Treatment and Enhancement Guide
Treatment and Enhancement Guide:
Most items that we come into contact with every day have been treated in some way; clothes have been dyed, houses have been painted, and most wood has been pressure treated. Gemstones are not any different. When a gemstone is forming deep within the earth, natural heating and pressure occur. In order to bring more gemstones to the public, many companies continue that process with additional heating, pressure, or other treatment techniques. without treatment techniques, only the very, very wealthy would be able to afford the wide range of colored gemstones created by nature. it is estimated that up to 80% of all gemstones have been treated in some way. The following guide will provide additional information as to what possible treatments stones have experienced.
the following codes and definitions are adapted from the american gem trade association's gemstone enhancement manual, edition 6.1 june, 1997, which is the industry standard for disclosure to consumers.
1) N: those natural stones which are not currently known to be enhanced by any methods, such as spinel, and therefore can safely be presumed untreated. The symbol "n" is used for these and may also be used in the case of other stones which are sometimes or often treated, which in the particular case are un-enhanced. to use this symbol on sapphire, for example, which is generally heated means that the seller certifies that the particular stone was not heated and can supply a document such as an invoice or lab report so stating.
2) E: Those natural stones which are routinely enhanced by traditional methods, the particular stone given this designation, may or may not be enhanced. For example, since most emeralds are oiled an e would indicate such treatment, but would not cover non-traditional methods such as hardened plastic resins (like opticon) which would require specific enhancement codes such as those listed below. Another example would be the use of e for aquamarine, which in most cases is heated prior to the sale of the rough to remove greenish tints. If the seller knows what specific treatment has been used, then a more specific code should be used.
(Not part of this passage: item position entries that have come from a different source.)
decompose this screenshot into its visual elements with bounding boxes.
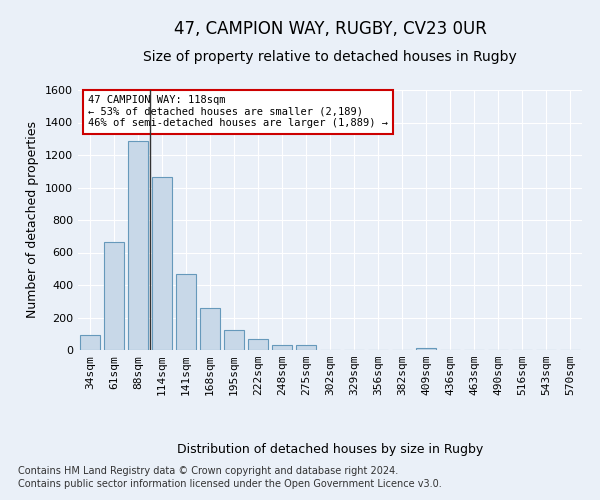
Bar xyxy=(416,348,436,350)
Text: Contains public sector information licensed under the Open Government Licence v3: Contains public sector information licen… xyxy=(18,479,442,489)
Text: Size of property relative to detached houses in Rugby: Size of property relative to detached ho… xyxy=(143,50,517,64)
Bar xyxy=(224,330,244,350)
Text: 47 CAMPION WAY: 118sqm
← 53% of detached houses are smaller (2,189)
46% of semi-: 47 CAMPION WAY: 118sqm ← 53% of detached… xyxy=(88,95,388,128)
Text: Contains HM Land Registry data © Crown copyright and database right 2024.: Contains HM Land Registry data © Crown c… xyxy=(18,466,398,476)
Bar xyxy=(152,177,172,350)
Bar xyxy=(104,242,124,350)
Bar xyxy=(296,345,316,350)
Bar xyxy=(272,345,292,350)
Bar xyxy=(80,334,100,350)
Bar xyxy=(248,340,268,350)
Y-axis label: Number of detached properties: Number of detached properties xyxy=(26,122,40,318)
Bar xyxy=(200,308,220,350)
Text: 47, CAMPION WAY, RUGBY, CV23 0UR: 47, CAMPION WAY, RUGBY, CV23 0UR xyxy=(173,20,487,38)
Text: Distribution of detached houses by size in Rugby: Distribution of detached houses by size … xyxy=(177,442,483,456)
Bar xyxy=(128,141,148,350)
Bar xyxy=(176,274,196,350)
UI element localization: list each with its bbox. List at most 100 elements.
3) Those gemstones for which definite information on standard treatments is known, or to which n and e codes do not apply, due to non-traditional treatments must disclose the specific treatment with the appropriate code. For example, a ruby which has had fractures or cavities filled with glass would receive an i (infilling) code as described below. A morganite, which is known to have been heated, would receive an rather than the less specific, e.
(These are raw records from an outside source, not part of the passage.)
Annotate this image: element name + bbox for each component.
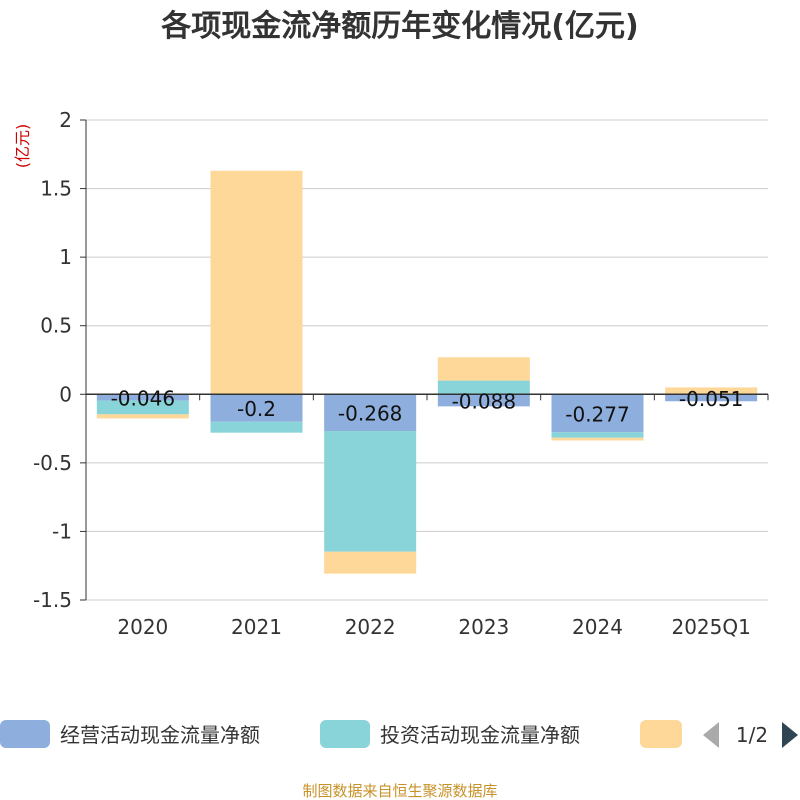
bar-operating-2022[interactable] xyxy=(324,394,417,432)
bar-investing-2024[interactable] xyxy=(551,432,644,438)
data-label: -0.268 xyxy=(338,402,402,426)
legend-page-indicator: 1/2 xyxy=(736,723,768,747)
data-label: -0.277 xyxy=(565,402,629,426)
legend-label-operating[interactable]: 经营活动现金流量净额 xyxy=(60,723,260,747)
x-tick-label: 2020 xyxy=(117,615,168,639)
legend: 经营活动现金流量净额 投资活动现金流量净额 1/2 xyxy=(0,720,798,748)
legend-swatch-financing[interactable] xyxy=(640,720,682,748)
y-axis-ticks: 2 1.5 1 0.5 0 -0.5 -1 -1.5 xyxy=(33,108,86,612)
bar-operating-2024[interactable] xyxy=(551,394,644,433)
data-label: -0.051 xyxy=(679,387,743,411)
x-axis-ticks: 2020 2021 2022 2023 2024 2025Q1 xyxy=(117,615,750,639)
y-tick-label: 2 xyxy=(59,108,72,132)
data-label: -0.2 xyxy=(237,397,276,421)
legend-label-investing[interactable]: 投资活动现金流量净额 xyxy=(380,723,580,747)
y-tick-label: 0.5 xyxy=(40,314,72,338)
x-tick-label: 2021 xyxy=(231,615,282,639)
bar-operating-2025Q1[interactable] xyxy=(665,394,758,402)
y-tick-label: -1.5 xyxy=(33,588,72,612)
y-tick-label: -1 xyxy=(52,519,72,543)
y-tick-label: -0.5 xyxy=(33,451,72,475)
legend-next-page-icon[interactable] xyxy=(782,722,798,748)
legend-swatch-operating[interactable] xyxy=(0,720,50,748)
bar-financing-2021[interactable] xyxy=(210,170,303,395)
bar-financing-2022[interactable] xyxy=(324,551,417,574)
chart-title: 各项现金流净额历年变化情况(亿元) xyxy=(160,9,638,44)
bar-operating-2021[interactable] xyxy=(210,394,303,422)
bar-investing-2023[interactable] xyxy=(437,380,530,395)
data-label: -0.088 xyxy=(452,389,516,413)
legend-swatch-investing[interactable] xyxy=(320,720,370,748)
data-label: -0.046 xyxy=(111,386,175,410)
axes xyxy=(85,120,769,600)
data-labels: -0.046 -0.2 -0.268 -0.088 -0.277 -0.051 xyxy=(111,386,744,426)
bar-financing-2023[interactable] xyxy=(437,357,530,381)
y-axis-label: (亿元) xyxy=(13,124,32,169)
x-tick-label: 2024 xyxy=(572,615,623,639)
bar-financing-2020[interactable] xyxy=(96,414,189,419)
bar-operating-2023[interactable] xyxy=(437,394,530,407)
x-tick-label: 2022 xyxy=(345,615,396,639)
bars xyxy=(96,170,758,574)
y-tick-label: 0 xyxy=(59,382,72,406)
bar-investing-2020[interactable] xyxy=(96,400,189,415)
x-tick-label: 2023 xyxy=(458,615,509,639)
bar-operating-2020[interactable] xyxy=(96,394,189,401)
y-tick-label: 1 xyxy=(59,245,72,269)
bar-financing-2025Q1[interactable] xyxy=(665,387,758,395)
bar-investing-2021[interactable] xyxy=(210,421,303,433)
gridlines xyxy=(86,119,768,601)
legend-prev-page-icon[interactable] xyxy=(703,722,719,748)
bar-investing-2022[interactable] xyxy=(324,431,417,552)
source-note: 制图数据来自恒生聚源数据库 xyxy=(302,782,497,800)
x-tick-label: 2025Q1 xyxy=(671,615,750,639)
bar-financing-2024[interactable] xyxy=(551,437,644,441)
y-tick-label: 1.5 xyxy=(40,177,72,201)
b: Bleaching - use of chemicals to lighten or remove a gem's color
c: Coating - use of surface treatments such as films, lacquers, etc. To provide color or other special effects. note: this type of treatment is not permanent and can chip or wear off. do not use harsh solvents or chemicals on jewelry with this type of treatment.
cr: Created/synthetic stone ? This designation is used for any stone that is synthetic or laboratory created.
d: Dyeing - the introduction of coloring matter into a gem to give it a new color or greater intensity
f: Filling - incorporation of colorless borax or other substances into cracks as a by-product of heating the stone, used only if such material is visible at 10x.
g: Gamma/electron radiation - the use of gamma or electron irradiation for the purpose of changing a gem's color, may be followed by a heating process to stabilize the color. such stones do not exhibit residual radioactivity.
h: Heating - the use of heat to clarify, change color or create phenomena in gems. any filler materials, which enter the gem, as a result must not be visible in fractures at 10x magnification.
i: Infilling - the intentional filling of surface breaking cracks and cavities with a foreign material such as synthetic resins with hardeners (opticon), glass or plastic.
l: Lasering - the use of a laser to drill into a stone and remove or alter an inclusion, refers specifically to diamonds
o: Oiling or resin infusion - the intentional filling of surface breaking cavities and cracks in transparent or translucent gems with a colorless oil, wax, resin or man-made unhardened resin.
r: Irradiation - the use of neutron bombardment to alter color. This process creates residual radioactivity and such stones must receive a nuclear regulatory commission safety release prior to sale. this usually used in combination with other radiation and or heating treatments.
s: Bonding - the intentional use of a colorless bonding agent (usually plastic) within a porous gemstone.
ta: type a jade - natural jade enhanced only with wax.
tb: type b jade - natural jade that is bleached in acid to remove undesirable staining, then impregnated with wax or polymers.
tc: type c jade - natural jade that is dyed and sometimes bleached and impregnated with wax or polymers.
ds: diffusion - the use of specific chemicals during a high temperature heating process for the purpose of penetrating the surface layer (usually to a slight depth only) with coloring or star-making chemicals. such treatment is not generally accepted and stones sold with this enhancement must be specifically labeled as diffused.
w: Waxing/oiling - the impregnation of colorless wax, oil or paraffin into porous opaque gems to improve appearance.
dbl - doublet- the use of a thin layer of natural stone adhered to a backing material. The doublet backing material is used to thicken and give strength to the item.
tpl - triplet- the addition of a clear protective layer on top of a doublet. Top layer may consist of clear quartz, glass or hard plastic material. This is used to thicken and give additional strength to the item.